Levant son couteau, il en nettoya la lame sanglante d’un coup de langue.

On me remit sur mes pieds, on trancha mes liens. Puis Shaun m’attrapa par les cheveux et me tira vers le chef des mages.

— La mort est venue à ta rencontre, petit ! ricana celui-ci. Vois sa face effroyable !

Doolan le Boucher m’adressa un sourire narquois. Puis il prononça une phrase étrange :

— Mais la mort a envoyé son ange noir.

Son ange noir ? Que voulait-il dire ?

J’observais Doolan ; quelque chose n’allait pas.

Une lueur pourpre frémissait autour de sa tête, ses traits semblaient fondre, ses lèvres noircissaient, son front rétrécissait, ses pommettes saillaient.

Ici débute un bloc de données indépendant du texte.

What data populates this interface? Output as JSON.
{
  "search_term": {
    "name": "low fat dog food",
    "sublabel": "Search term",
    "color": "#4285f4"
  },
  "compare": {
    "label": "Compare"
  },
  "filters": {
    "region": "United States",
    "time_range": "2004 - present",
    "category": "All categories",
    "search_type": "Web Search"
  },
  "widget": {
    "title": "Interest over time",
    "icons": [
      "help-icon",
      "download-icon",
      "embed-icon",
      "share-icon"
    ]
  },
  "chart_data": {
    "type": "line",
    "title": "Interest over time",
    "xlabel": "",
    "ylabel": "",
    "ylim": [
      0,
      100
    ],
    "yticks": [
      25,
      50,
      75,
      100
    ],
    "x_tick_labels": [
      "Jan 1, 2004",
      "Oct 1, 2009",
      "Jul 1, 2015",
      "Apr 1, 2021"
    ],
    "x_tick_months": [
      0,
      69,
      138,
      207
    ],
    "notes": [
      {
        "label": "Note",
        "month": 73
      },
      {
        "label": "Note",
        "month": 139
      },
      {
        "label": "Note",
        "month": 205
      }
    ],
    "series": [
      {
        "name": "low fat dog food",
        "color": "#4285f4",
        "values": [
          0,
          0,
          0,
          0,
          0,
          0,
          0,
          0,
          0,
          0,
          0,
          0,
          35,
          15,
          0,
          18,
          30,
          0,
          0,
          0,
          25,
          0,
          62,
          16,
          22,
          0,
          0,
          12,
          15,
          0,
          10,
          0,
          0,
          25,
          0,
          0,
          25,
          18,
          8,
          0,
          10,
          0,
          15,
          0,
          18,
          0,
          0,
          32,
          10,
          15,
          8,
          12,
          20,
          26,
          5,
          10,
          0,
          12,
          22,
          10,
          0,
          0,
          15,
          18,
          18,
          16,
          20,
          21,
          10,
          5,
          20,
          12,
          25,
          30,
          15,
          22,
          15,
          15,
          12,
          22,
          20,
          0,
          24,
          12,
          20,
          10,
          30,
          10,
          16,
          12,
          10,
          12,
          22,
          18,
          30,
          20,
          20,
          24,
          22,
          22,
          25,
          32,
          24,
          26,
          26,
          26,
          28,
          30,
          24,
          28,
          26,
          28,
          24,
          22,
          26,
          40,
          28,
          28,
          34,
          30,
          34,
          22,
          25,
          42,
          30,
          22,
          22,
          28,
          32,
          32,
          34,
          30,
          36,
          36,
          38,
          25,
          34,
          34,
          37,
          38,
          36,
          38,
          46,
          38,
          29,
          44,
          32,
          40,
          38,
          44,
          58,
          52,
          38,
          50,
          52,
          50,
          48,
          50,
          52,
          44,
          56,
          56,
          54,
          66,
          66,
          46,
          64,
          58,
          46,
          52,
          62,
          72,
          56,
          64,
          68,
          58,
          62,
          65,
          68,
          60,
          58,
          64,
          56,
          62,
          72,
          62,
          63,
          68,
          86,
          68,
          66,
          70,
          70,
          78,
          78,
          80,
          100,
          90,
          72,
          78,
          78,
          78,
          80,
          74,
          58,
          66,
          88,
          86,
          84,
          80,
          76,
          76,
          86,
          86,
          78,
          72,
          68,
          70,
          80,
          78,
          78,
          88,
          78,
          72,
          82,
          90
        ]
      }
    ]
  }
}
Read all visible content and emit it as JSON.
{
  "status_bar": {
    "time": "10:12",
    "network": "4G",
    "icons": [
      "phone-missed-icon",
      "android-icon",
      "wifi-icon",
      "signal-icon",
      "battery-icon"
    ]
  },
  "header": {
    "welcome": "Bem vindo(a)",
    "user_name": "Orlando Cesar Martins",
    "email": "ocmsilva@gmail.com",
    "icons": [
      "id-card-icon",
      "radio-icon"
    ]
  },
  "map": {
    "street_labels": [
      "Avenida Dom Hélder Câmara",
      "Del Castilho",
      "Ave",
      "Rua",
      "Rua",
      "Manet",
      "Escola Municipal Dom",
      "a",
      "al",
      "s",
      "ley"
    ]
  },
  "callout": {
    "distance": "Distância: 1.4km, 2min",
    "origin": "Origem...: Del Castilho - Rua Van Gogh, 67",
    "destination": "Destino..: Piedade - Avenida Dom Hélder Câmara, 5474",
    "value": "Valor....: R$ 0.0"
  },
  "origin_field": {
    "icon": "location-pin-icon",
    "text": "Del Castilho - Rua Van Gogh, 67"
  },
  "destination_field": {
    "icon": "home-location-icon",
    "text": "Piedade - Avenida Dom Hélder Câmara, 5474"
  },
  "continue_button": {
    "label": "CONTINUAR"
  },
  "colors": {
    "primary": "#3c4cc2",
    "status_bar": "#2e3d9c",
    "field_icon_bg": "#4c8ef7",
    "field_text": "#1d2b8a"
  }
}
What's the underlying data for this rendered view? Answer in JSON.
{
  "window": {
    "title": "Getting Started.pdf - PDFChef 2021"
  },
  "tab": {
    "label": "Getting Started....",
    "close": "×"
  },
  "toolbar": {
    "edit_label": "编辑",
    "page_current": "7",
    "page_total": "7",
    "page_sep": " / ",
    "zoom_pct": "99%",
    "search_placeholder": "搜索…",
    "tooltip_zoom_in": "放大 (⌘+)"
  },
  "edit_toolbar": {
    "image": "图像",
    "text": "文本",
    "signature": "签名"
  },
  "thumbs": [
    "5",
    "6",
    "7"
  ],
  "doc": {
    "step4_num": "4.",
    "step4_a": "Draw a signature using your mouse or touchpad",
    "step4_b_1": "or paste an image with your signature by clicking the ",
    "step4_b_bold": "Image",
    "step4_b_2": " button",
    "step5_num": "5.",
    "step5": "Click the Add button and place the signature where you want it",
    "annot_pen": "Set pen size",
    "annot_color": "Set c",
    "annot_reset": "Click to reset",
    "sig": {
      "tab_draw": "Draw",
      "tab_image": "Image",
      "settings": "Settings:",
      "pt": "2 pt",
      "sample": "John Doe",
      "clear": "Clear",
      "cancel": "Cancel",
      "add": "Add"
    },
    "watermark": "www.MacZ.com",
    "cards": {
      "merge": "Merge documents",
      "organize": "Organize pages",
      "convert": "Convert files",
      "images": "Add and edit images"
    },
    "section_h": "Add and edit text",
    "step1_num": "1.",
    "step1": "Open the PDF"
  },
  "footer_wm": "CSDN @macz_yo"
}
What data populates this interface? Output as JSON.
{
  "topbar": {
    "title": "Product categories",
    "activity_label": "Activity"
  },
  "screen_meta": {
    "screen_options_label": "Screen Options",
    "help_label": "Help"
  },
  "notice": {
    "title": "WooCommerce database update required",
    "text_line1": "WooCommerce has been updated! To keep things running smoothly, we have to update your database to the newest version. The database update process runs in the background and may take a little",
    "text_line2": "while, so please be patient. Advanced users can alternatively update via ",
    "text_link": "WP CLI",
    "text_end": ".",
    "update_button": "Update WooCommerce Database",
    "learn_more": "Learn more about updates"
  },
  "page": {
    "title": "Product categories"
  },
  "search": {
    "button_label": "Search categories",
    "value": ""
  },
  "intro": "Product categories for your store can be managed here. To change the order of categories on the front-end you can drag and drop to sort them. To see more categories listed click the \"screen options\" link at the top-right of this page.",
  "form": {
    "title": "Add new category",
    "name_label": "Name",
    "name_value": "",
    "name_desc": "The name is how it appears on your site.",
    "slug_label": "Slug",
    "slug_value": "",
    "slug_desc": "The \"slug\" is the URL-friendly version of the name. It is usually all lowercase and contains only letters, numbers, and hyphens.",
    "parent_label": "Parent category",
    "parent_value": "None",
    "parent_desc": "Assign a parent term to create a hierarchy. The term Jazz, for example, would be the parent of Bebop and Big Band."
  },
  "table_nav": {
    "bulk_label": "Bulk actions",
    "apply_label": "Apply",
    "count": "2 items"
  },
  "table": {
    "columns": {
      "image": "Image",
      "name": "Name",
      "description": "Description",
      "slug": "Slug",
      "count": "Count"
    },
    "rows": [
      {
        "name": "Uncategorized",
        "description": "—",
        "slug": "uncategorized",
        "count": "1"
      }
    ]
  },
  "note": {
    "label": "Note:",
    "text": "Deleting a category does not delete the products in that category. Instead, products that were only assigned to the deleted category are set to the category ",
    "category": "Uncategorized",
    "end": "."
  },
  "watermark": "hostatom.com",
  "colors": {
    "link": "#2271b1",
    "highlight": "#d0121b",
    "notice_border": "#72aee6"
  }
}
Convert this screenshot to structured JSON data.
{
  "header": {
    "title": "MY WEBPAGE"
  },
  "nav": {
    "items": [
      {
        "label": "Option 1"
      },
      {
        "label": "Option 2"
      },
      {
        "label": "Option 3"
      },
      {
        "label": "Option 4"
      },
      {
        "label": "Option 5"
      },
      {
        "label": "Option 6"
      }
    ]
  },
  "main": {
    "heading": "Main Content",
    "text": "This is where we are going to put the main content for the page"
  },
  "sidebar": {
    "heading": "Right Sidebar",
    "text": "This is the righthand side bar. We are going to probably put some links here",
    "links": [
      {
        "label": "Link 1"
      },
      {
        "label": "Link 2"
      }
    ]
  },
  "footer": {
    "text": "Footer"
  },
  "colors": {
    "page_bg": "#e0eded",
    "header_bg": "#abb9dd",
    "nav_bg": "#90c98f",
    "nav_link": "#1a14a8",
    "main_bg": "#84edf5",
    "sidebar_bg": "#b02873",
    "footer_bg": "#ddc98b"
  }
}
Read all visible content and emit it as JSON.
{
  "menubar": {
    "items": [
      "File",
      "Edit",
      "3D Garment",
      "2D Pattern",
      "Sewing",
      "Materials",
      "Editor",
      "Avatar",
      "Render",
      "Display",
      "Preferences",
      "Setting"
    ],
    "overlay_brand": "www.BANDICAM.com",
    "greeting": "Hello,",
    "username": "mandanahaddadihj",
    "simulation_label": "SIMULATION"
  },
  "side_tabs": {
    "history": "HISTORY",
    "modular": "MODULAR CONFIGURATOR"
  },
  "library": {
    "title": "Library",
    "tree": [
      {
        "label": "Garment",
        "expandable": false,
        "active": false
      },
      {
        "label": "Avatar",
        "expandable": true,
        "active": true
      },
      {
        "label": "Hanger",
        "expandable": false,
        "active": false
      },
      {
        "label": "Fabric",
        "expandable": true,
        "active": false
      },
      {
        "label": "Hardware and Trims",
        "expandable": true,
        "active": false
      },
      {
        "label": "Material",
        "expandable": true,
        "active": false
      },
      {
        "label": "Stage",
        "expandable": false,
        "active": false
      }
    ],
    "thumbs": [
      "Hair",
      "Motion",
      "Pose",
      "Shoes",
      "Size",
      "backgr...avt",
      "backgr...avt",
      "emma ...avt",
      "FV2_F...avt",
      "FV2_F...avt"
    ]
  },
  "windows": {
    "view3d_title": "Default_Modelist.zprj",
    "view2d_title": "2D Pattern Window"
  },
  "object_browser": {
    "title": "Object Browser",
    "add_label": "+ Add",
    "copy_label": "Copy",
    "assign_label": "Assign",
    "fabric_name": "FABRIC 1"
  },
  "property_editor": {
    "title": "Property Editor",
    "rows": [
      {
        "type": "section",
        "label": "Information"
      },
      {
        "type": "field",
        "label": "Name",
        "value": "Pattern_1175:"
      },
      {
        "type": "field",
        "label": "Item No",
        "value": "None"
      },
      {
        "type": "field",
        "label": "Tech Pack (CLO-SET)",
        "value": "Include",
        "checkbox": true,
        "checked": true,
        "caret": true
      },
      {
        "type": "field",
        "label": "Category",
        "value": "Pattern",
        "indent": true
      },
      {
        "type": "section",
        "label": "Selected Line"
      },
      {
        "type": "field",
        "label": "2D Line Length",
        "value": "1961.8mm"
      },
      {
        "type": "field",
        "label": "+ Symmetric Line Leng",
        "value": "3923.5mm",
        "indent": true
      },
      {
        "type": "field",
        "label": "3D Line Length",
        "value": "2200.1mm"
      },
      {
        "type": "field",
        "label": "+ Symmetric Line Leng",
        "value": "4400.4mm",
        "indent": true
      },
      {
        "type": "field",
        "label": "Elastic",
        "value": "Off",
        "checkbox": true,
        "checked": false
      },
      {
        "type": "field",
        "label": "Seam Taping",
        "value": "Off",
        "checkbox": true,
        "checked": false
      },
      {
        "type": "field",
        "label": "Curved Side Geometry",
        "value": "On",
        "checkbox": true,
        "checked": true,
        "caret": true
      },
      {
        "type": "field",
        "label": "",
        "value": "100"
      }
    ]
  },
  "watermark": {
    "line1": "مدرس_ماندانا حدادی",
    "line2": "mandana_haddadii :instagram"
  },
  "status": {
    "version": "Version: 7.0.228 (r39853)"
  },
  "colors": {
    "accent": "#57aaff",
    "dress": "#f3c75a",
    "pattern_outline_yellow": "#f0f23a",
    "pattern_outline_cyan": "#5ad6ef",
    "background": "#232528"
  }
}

Ce n’était plus le visage de Doolan.

C’était celui de Grimalkin.

Comme à son habitude, la sorcière était équipée pour répandre la mort. Des lanières de cuir s’entrecroisaient autour de son corps. Les fourreaux qui s’y accrochaient contenaient ses lames et les ciseaux qu’elle utilisait pour couper les pouces de ses victimes. À son épaule gauche pendait un petit sac en toile de jute. Quelle nouvelle arme contenait-il ? Entrouvrant ses lèvres peintes en noir, elle découvrit ses dents limées en pointe. Tout en elle évoquait la dangereuse meurtrière qu’elle était.

Elle avait utilisé un manteau de magie pour tromper ses ennemis. Une bouffée de joie me gonfla la poitrine. Je n’étais pas encore mort ! Dans sa poigne gauche, Grimalkin tenait la tête coupée de Doolan. Elle la laissa tomber dédaigneusement à ses pieds, dans la boue. D’un geste fluide, elle lança vers moi son long couteau avec une force prodigieuse. Mais je n’étais pas visé, et Grimalkin manquait rarement sa cible.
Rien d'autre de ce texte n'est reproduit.